Question

Take $U=\mathbb{D}_2\setminus \overline{\mathbb{D}_1}$ ($\mathbb{D}_r$ is the open disc centered at 0 with radius $r$) and consider the space $A(U)$ of all functions on $\overline{U}$ which are holomorphic in $U$ and admit a continuous extension to $\overline{U}$ (with obvious operations and the supremum norm).

Is $A(U)$ isomorphic to the disc algebra as a Banach algebra?

EDIT: I tried in fact, to find out, if all unital multiplicative linear functional on $A(U)$ are point-evaluations. Are they?

Answer 1

No.

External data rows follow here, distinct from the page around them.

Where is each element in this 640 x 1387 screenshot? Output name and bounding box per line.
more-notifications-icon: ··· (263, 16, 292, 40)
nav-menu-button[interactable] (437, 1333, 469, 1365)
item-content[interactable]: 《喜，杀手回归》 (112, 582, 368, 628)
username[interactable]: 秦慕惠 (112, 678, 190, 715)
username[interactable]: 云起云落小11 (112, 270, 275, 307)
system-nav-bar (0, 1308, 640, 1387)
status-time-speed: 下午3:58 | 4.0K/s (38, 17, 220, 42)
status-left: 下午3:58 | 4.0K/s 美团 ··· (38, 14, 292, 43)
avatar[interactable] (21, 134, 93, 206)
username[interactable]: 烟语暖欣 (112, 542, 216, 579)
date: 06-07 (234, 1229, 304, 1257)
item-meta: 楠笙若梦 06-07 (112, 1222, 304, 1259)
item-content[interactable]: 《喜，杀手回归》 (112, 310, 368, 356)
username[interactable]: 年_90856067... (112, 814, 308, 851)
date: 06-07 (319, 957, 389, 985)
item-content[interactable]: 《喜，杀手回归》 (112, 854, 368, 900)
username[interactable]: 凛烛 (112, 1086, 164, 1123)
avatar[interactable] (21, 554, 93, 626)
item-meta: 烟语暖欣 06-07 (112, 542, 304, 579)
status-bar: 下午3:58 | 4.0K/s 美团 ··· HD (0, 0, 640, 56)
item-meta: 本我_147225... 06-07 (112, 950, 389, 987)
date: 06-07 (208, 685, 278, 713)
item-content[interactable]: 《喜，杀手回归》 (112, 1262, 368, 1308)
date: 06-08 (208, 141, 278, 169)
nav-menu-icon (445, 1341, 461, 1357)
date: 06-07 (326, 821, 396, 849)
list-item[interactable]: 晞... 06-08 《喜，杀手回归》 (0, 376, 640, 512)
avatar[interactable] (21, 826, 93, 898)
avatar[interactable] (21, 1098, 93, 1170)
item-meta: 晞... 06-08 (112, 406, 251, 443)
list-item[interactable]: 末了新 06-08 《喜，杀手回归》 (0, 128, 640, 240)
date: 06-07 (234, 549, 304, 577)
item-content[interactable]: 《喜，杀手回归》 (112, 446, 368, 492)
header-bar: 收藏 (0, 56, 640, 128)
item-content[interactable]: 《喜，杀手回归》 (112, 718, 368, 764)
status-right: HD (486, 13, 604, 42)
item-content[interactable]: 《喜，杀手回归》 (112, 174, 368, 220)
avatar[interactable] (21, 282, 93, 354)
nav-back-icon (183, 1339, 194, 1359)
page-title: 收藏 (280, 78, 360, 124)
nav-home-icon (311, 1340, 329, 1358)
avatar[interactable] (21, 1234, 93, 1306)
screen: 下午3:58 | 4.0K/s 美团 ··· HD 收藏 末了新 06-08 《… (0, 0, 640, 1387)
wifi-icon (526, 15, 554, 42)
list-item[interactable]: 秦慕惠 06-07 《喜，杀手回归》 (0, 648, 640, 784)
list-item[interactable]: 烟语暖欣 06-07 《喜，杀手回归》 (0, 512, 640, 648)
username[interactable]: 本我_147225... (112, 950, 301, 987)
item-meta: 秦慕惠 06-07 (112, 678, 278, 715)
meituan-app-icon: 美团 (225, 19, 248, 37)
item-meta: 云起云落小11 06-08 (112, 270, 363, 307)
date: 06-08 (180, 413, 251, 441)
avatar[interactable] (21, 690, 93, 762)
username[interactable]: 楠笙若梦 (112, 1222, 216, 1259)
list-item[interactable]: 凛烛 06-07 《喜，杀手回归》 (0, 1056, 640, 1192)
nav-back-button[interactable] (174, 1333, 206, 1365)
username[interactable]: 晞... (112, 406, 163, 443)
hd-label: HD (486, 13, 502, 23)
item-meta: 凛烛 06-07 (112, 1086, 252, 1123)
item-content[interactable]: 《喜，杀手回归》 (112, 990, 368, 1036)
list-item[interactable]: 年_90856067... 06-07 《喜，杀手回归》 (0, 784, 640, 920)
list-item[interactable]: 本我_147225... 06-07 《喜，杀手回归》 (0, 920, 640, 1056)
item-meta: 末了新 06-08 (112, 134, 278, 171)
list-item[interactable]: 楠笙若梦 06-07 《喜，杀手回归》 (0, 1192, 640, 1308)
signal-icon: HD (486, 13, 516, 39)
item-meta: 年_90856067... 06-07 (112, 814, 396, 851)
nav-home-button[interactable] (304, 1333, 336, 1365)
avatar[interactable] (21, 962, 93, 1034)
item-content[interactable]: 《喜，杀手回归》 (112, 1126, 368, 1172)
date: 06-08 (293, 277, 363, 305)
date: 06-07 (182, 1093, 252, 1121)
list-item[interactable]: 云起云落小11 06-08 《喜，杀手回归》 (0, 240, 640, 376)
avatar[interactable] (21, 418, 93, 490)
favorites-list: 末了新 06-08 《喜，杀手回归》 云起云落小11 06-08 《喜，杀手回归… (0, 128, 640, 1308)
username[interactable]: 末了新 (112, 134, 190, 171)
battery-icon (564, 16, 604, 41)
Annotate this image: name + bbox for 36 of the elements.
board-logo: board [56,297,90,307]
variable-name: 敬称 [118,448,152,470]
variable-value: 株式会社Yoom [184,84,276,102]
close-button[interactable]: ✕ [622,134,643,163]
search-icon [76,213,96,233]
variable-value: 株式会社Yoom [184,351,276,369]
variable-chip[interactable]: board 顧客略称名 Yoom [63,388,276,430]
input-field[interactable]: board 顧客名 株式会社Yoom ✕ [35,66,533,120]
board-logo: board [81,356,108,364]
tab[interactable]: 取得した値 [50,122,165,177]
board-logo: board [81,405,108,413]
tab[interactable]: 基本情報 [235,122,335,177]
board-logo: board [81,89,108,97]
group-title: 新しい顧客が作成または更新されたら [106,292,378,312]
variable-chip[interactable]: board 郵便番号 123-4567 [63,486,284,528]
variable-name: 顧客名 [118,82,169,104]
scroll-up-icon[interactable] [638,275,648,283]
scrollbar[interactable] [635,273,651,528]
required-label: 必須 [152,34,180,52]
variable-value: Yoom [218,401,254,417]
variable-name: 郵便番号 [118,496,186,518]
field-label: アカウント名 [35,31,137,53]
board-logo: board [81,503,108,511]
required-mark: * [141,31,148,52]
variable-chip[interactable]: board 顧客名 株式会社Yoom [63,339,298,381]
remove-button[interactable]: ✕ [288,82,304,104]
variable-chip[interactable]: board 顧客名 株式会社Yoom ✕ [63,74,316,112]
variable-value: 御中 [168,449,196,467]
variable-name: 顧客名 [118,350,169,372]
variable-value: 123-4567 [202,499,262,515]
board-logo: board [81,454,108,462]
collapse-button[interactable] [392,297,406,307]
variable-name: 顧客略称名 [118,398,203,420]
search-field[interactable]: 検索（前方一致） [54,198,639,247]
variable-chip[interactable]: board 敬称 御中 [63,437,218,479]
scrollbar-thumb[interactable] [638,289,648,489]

The spectrum of $A(U)$ is $\overline{U}$, while the spectrum of the disc algebra is $\overline{\mathbb D_1}$, and these two spaces aren't homeomorphic.

Answer 2

I'm curious to know where you came across this question - it is the kind of thing people (well, at least one person) like to set as an exercise when giving a graduate course on Banach algebras.

Anyway: an alternative way to see that $A(U)$ is not algebra-isomorphic to the disc algebra is to look at their groups of invertible elements.

Every invertible element of the disc algebra has a logarithm inside the algebra: that is, if $f\in A(\overline{\mathbb D})$ is invertible, then $f=e^g$ for some $g\in A(\overline{\mathbb D})$. (In particular, the group of invertible elements in $A({\mathbb D})$ is path-connected.)

On the other hand, consider the following element of $A(\overline{U})$: let $f(z)=z$. Clearly this is invertible in $A(\overline{U})$. On the other hand, if $g\in A(\overline{U})$ and $f=e^g$ then the restriction of $g$ to the circle of radius $3/2$ would be a continuous single-valued logarithm on that circle, which is impossible for topological reasons. (Pushing this argument further, one finds that the group of invertible elements in $A(\overline{U})$ is not connected.)

For more on this theme, look up the "Arens-Royden theorem". Having said all this, Faisal's answer is by far the simpler and neater way to approach the problem.